En effet, à la suite de ce vote disputé, s’ouvre la dernière phase parlementaire : le texte en question revient devant le Sénat, le 25 juillet. Là, deux cas de figure : soit il est voté conforme, et il prend force de loi ; soit, la Haute Assemblée en modifie, si peu que ce soit, le contenu, et il va, pour une troisième et dernière lecture à l’Assemblée nationale. Et alors, tout reste ouvert. D’autant que, depuis ce vote, un certain nombre de députés du groupe Les Républicains ont pris conscience de la forte portée symbolique de ce texte, qu’on leur avait présenté comme un simple ajustement technique ou la réparation d’une erreur commise par le précédent quinquennat. Plusieurs d’entre eux ont fait savoir qu’ils pourraient cette fois ne pas suivre l’avis du gouvernement. On peut, par ailleurs, espérer que la gauche sera présente sur les bancs au moment du vote, sinon les dégâts dans son électorat seraient considérables. Enfin, j’ai tout lieu de penser qu’au sein de la République en marche les votes pour défendre la laïcité seront confortés. Et cela d’autant plus que depuis plusieurs mois le ministre de l’Intérieur, Gérard Collomb, appelle les organisations de Français musulmans à se regrouper pour lui présenter des mesures de type communautariste. N’en doutons pas : après eux, ce seraient les représentants des autres religions, mais aussi les Témoins de Jéhovah et autres sectes, qui réclameraient les mêmes avantages, avant de traduisant la France devant la Cours européenne des droits de l’homme, s’ils n’obtenaient pas satisfaction. Or, cette perspective inquiète, et pas seulement les élus qui soutiennent le gouvernement. Une majorité de votes en faveur du respect intégral de la loi de 1905 demeure donc possible, fin juillet, si nous savons mobiliser malgré les vacances.

Une faute politique majeure

Si j’ai voulu m’arrêter un peu longuement sur ce vote du 27 juin, qui pourrait paraître mineur, au regard des deux dispositifs envisagés, c’est parce que s’est joué, ce soir-là, sans doute, le contenu de la législature en matière de laïcité. Mais pas seulement. Il faut aller au-delà.

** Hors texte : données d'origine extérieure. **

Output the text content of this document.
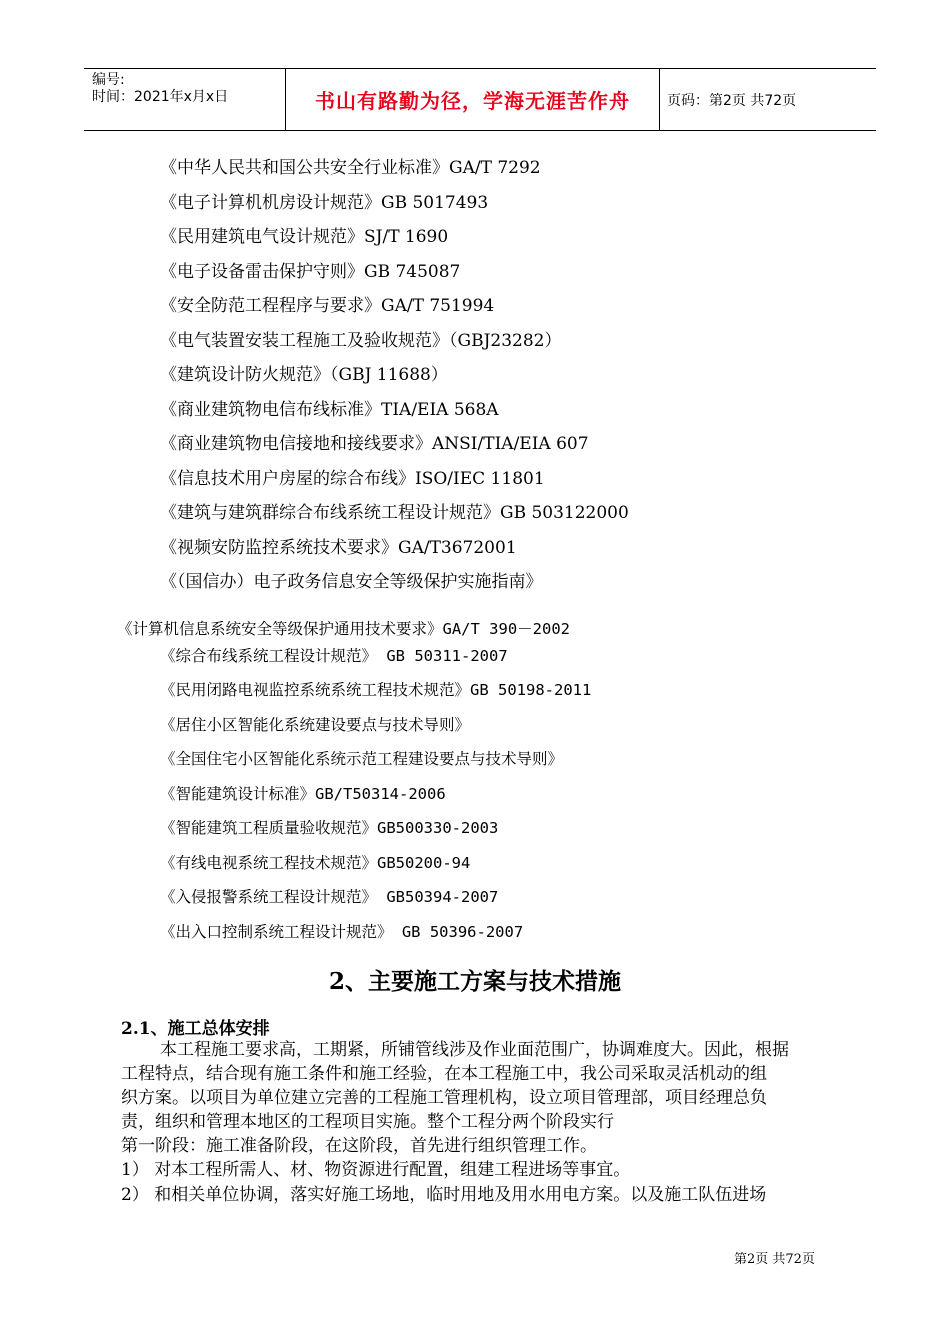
编号:
时间：2021年x月x日	书山有路勤为径，学海无涯苦作舟	页码：第2页 共72页
《中华人民共和国公共安全行业标准》GA/T 7292
《电子计算机机房设计规范》GB 5017493
《民用建筑电气设计规范》SJ/T 1690
《电子设备雷击保护守则》GB 745087
《安全防范工程程序与要求》GA/T 751994
《电气装置安装工程施工及验收规范》（GBJ23282）
《建筑设计防火规范》（GBJ 11688）
《商业建筑物电信布线标准》TIA/EIA 568A
《商业建筑物电信接地和接线要求》ANSI/TIA/EIA 607
《信息技术用户房屋的综合布线》ISO/IEC 11801
《建筑与建筑群综合布线系统工程设计规范》GB 503122000
《视频安防监控系统技术要求》GA/T3672001
《（国信办）电子政务信息安全等级保护实施指南》
《计算机信息系统安全等级保护通用技术要求》GA/T 390－2002
《综合布线系统工程设计规范》 GB 50311-2007
《民用闭路电视监控系统系统工程技术规范》GB 50198-2011
《居住小区智能化系统建设要点与技术导则》
《全国住宅小区智能化系统示范工程建设要点与技术导则》
《智能建筑设计标准》GB/T50314-2006
《智能建筑工程质量验收规范》GB500330-2003
《有线电视系统工程技术规范》GB50200-94
《入侵报警系统工程设计规范》 GB50394-2007
《出入口控制系统工程设计规范》 GB 50396-2007
2、主要施工方案与技术措施
2.1、施工总体安排
本工程施工要求高，工期紧，所铺管线涉及作业面范围广，协调难度大。因此，根据
工程特点，结合现有施工条件和施工经验，在本工程施工中，我公司采取灵活机动的组
织方案。以项目为单位建立完善的工程施工管理机构，设立项目管理部，项目经理总负
责，组织和管理本地区的工程项目实施。整个工程分两个阶段实行
第一阶段：施工准备阶段，在这阶段，首先进行组织管理工作。
1） 对本工程所需人、材、物资源进行配置，组建工程进场等事宜。
2） 和相关单位协调，落实好施工场地，临时用地及用水用电方案。以及施工队伍进场
第2页 共72页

L’enjeu, c’est le climat politique du quinquennat durant les quatre ans qui viennent, au moment où le jugement porté par l’opinion commence à changer, et aussi l’éventualité d’une candidature du président sortant en 2022. Par calcul électoral ou par conviction personnelle, le Président semble vouloir faire de l’Église catholique un partenaire à part entière, influant sur ses choix. Avec le risque de régression des libertés individuelles que cette attitude peut entraîner, par exemple en matière d’extension de la PMA. Il se trompe. Il commet une faute politique majeure, car il sous-estime deux choses : le peuple français est laïque, à près de 90% ; et les associations laïques, dans le cadre du Collectif laïque et du Comité National d’Action Laïque (CNAL), enfin ressuscité, sont prêtes à relever le gant. Il pourrait bien s’en rendre compte rapidement.

Gérard DELFAU
Ancien sénateur Directeur de la collection Débats laïques, L’Harmattan.